Recently, the increasing demand for computers has caused the industries in the field of memory devices to develop rapidly. The market has demanded products of higher performance and lower costs, which leads to a fierce competition on the supply side that has been trying to meet the demand. One of the significant factors in determining the performance of a computer is a storage device, and the mainstream of the same is a semiconductor memory configured so that memory cells are formed on a semiconductor substrate such as silicon. The main requirements for the high performance of the semiconductor memory are “high speed of input/output to/from memory”, “large capacity of memory”, and “stability of storage.” Computers comprising storage devices including silicon based electronics may have various configurations to meet various demands of the market, but in the case where both higher speed and larger capacity are pursued, the cost rises.

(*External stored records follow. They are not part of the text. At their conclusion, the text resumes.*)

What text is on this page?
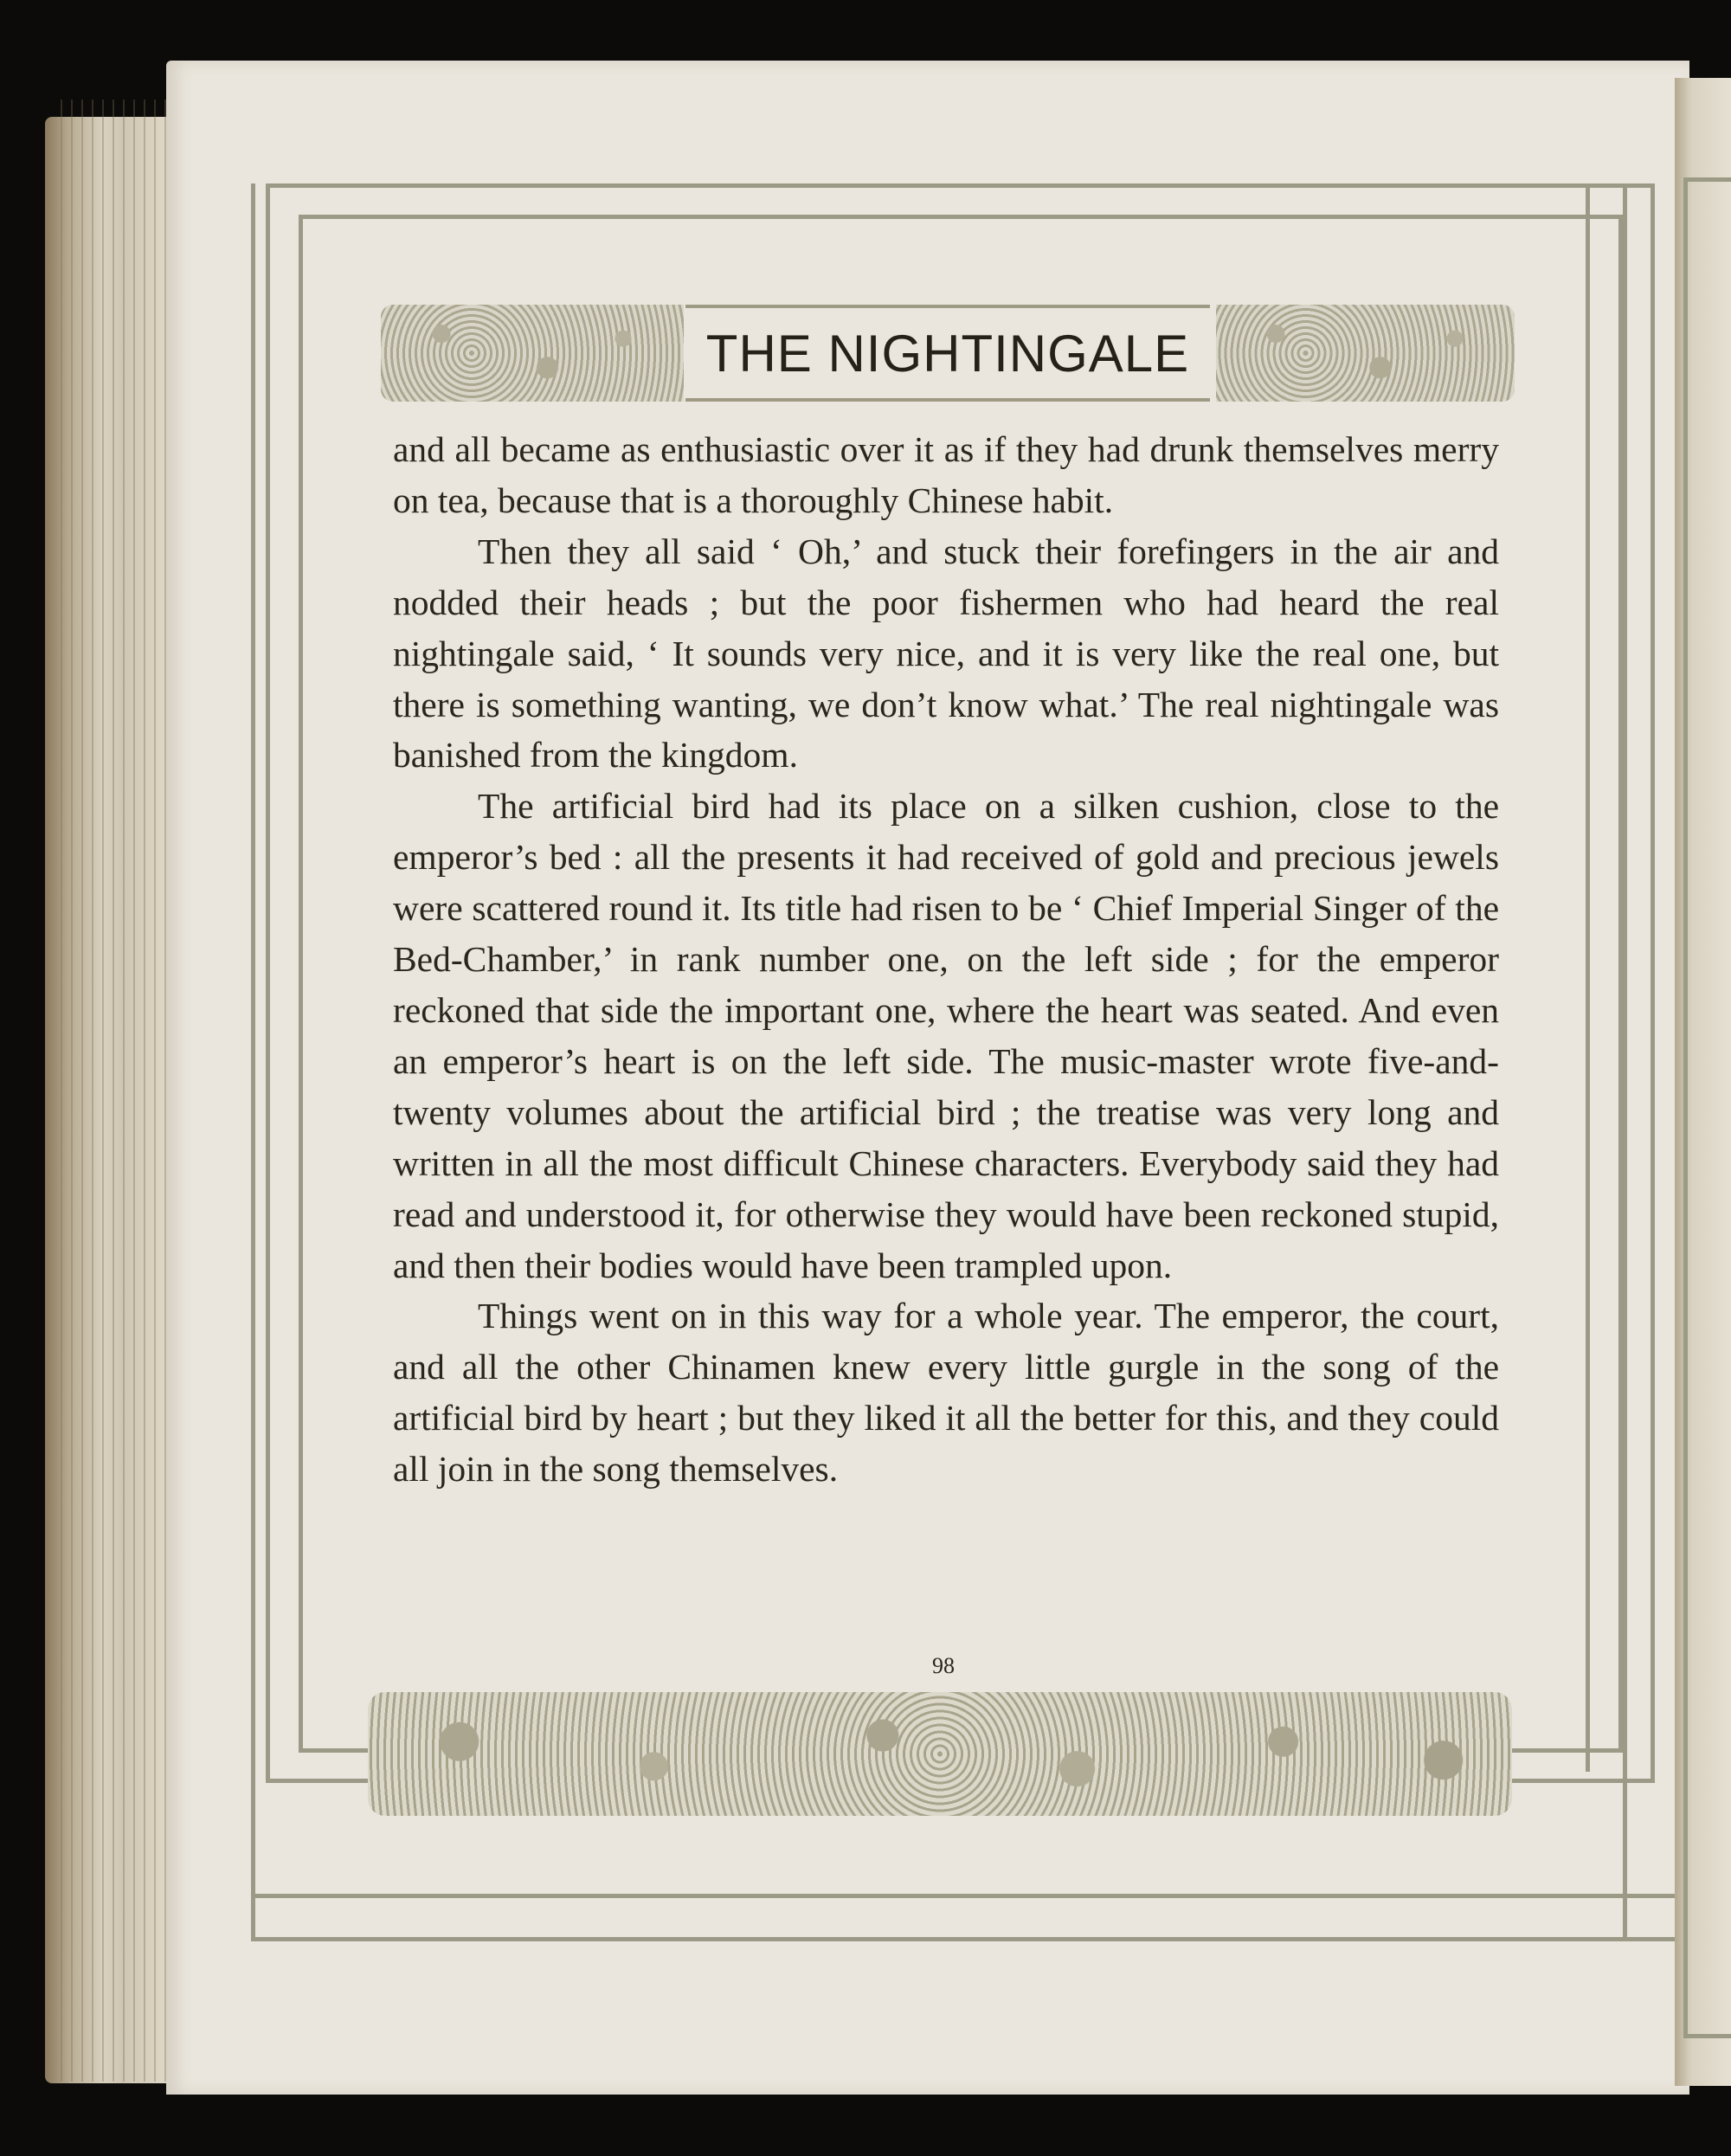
THE NIGHTINGALE

and all became as enthusiastic over it as if they had drunk themselves merry on tea, because that is a thoroughly Chinese habit.

Then they all said ‘ Oh,’ and stuck their forefingers in the air and nodded their heads ; but the poor fishermen who had heard the real nightingale said, ‘ It sounds very nice, and it is very like the real one, but there is something wanting, we don’t know what.’ The real nightingale was banished from the kingdom.

The artificial bird had its place on a silken cushion, close to the emperor’s bed : all the presents it had received of gold and precious jewels were scattered round it. Its title had risen to be ‘ Chief Imperial Singer of the Bed-Chamber,’ in rank number one, on the left side ; for the emperor reckoned that side the important one, where the heart was seated. And even an emperor’s heart is on the left side. The music-master wrote five-and-twenty volumes about the artificial bird ; the treatise was very long and written in all the most difficult Chinese characters. Everybody said they had read and understood it, for otherwise they would have been reckoned stupid, and then their bodies would have been trampled upon.

Things went on in this way for a whole year. The emperor, the court, and all the other Chinamen knew every little gurgle in the song of the artificial bird by heart ; but they liked it all the better for this, and they could all join in the song themselves.

98
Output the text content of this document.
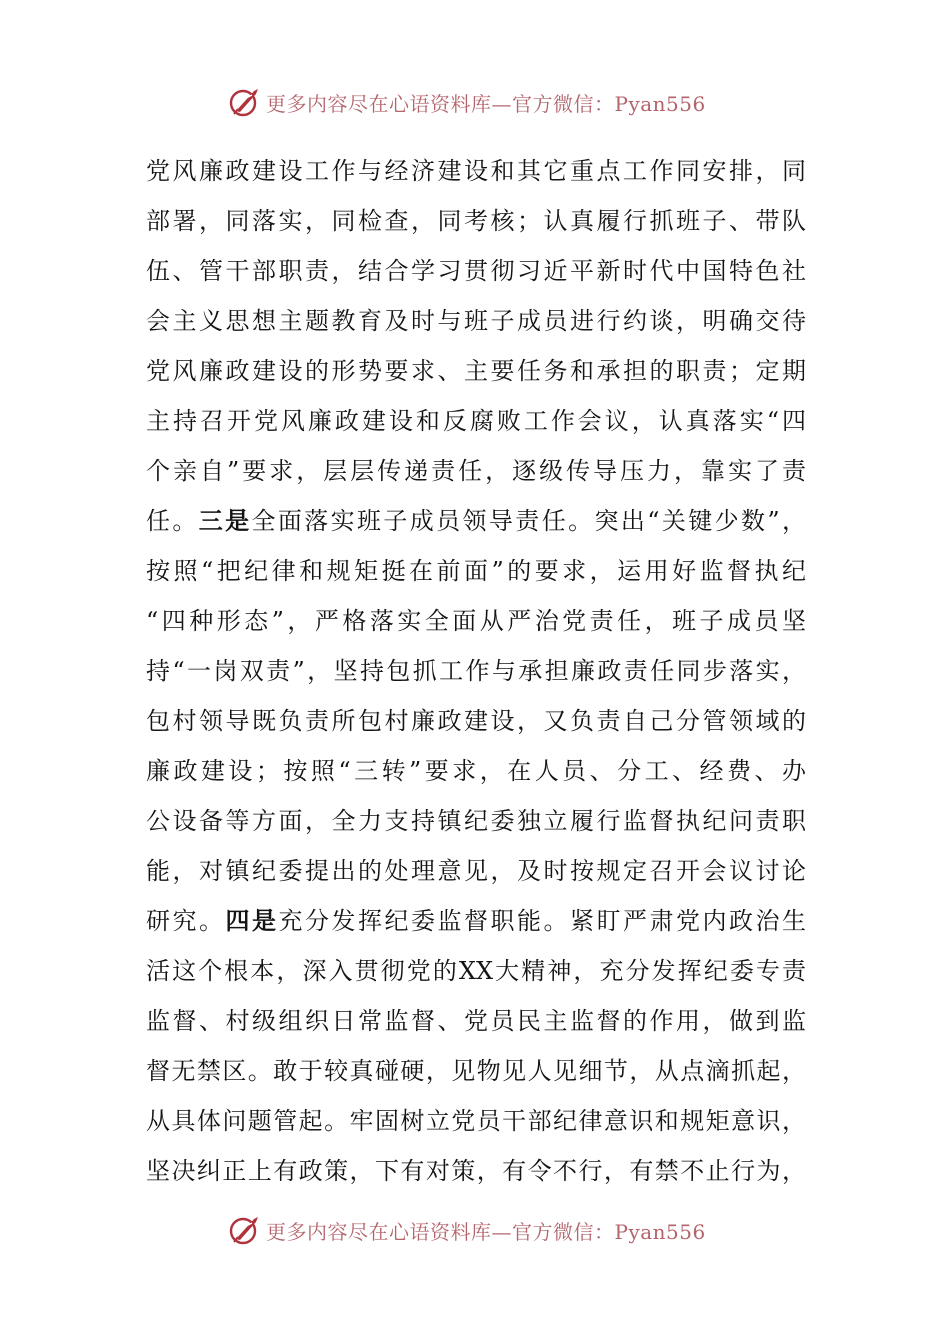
更多内容尽在心语资料库—官方微信：Pyan556
党风廉政建设工作与经济建设和其它重点工作同安排，同
部署，同落实，同检查，同考核；认真履行抓班子、带队
伍、管干部职责，结合学习贯彻习近平新时代中国特色社
会主义思想主题教育及时与班子成员进行约谈，明确交待
党风廉政建设的形势要求、主要任务和承担的职责；定期
主持召开党风廉政建设和反腐败工作会议，认真落实“四
个亲自”要求，层层传递责任，逐级传导压力，靠实了责
任。三是全面落实班子成员领导责任。突出“关键少数”，
按照“把纪律和规矩挺在前面”的要求，运用好监督执纪
“四种形态”，严格落实全面从严治党责任，班子成员坚
持“一岗双责”，坚持包抓工作与承担廉政责任同步落实，
包村领导既负责所包村廉政建设，又负责自己分管领域的
廉政建设；按照“三转”要求，在人员、分工、经费、办
公设备等方面，全力支持镇纪委独立履行监督执纪问责职
能，对镇纪委提出的处理意见，及时按规定召开会议讨论
研究。四是充分发挥纪委监督职能。紧盯严肃党内政治生
活这个根本，深入贯彻党的XX大精神，充分发挥纪委专责
监督、村级组织日常监督、党员民主监督的作用，做到监
督无禁区。敢于较真碰硬，见物见人见细节，从点滴抓起，
从具体问题管起。牢固树立党员干部纪律意识和规矩意识，
坚决纠正上有政策，下有对策，有令不行，有禁不止行为，
更多内容尽在心语资料库—官方微信：Pyan556
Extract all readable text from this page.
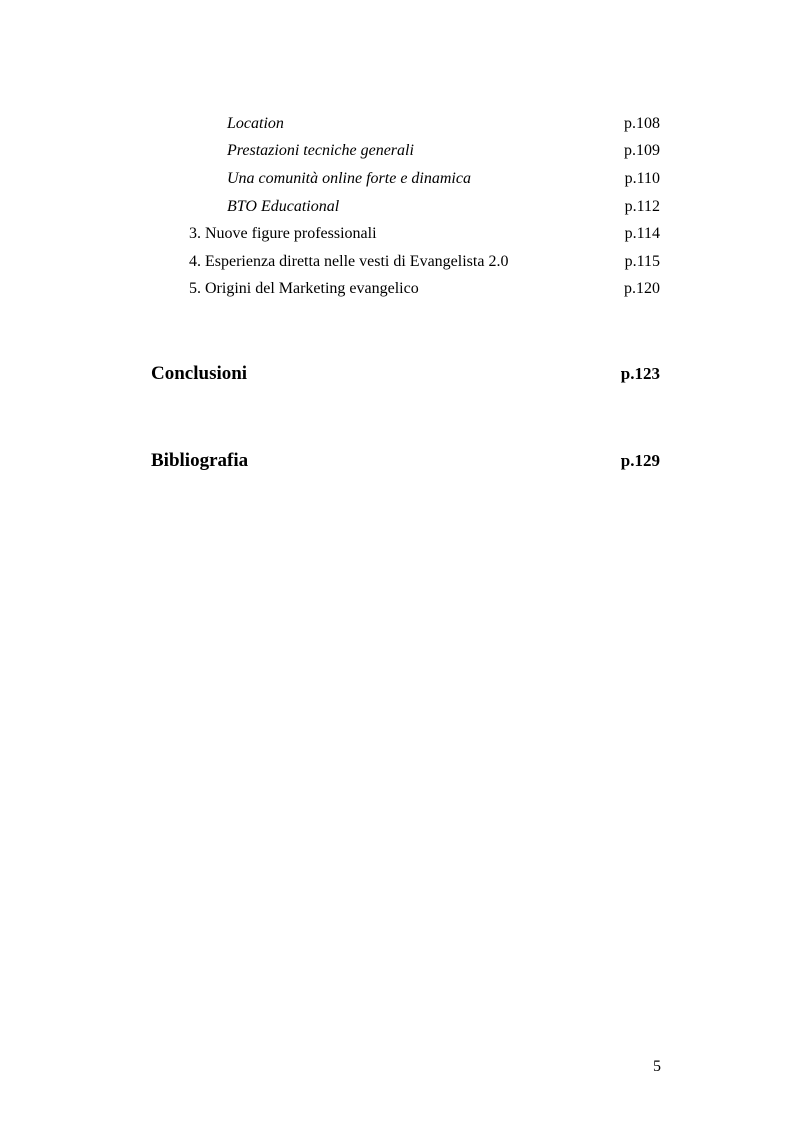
Location	p.108
Prestazioni tecniche generali	p.109
Una comunità online forte e dinamica	p.110
BTO Educational	p.112
3. Nuove figure professionali	p.114
4. Esperienza diretta nelle vesti di Evangelista 2.0	p.115
5. Origini del Marketing evangelico	p.120
Conclusioni	p.123
Bibliografia	p.129
5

Worldwide sale of stand-alone and embedded solid state microelectronic memory is approximately $65 billion/year. Existing microelectronic memory is either fast and temporary (for example, DRAM) or slow and permanent (for example, magnetic storage). DRAM must be refreshed more than 10 times per second, with attendant power and overhead requirements. Non-volatile memory is not amenable to integration with microelectronic circuits, with the exception of “flash” memory, which has a limited number of write/erase cycles and requires high voltage (greater than 15 V) to operate. Flash memory (generally has a cycle life of approximately 10000 write/erase cycles) is significantly slower than DRAM, although it has good retention (greater than 10 yrs). In addition, flash memory has reliability problems with increasing density, due to crosstalk and limited cycle life. The less than 100 milli-second retention of DRAM is tolerated due to its high density, speed, and endurance, but longer retention could significantly reduce power consumption and broaden applications.
Important drawbacks of silicon based electronics are their rigidity and requirement of high temperature for fabrication. These properties impede their applications as devices on flexible substrates such as plastics, cloths, and papers. Printed electronics on flexible surfaces is projected to be the growth areas for future electronics with values of approximately $25 billion/year by 2015. The active component of organic and plastic based electronic devices is inherently flexible and can readily be adapted to a printing process. Thus, there is a need for a non-volatile memory with significantly reduced power consumption, faster write/erase speed, longer cycle life than Flash, and low manufacturing cost.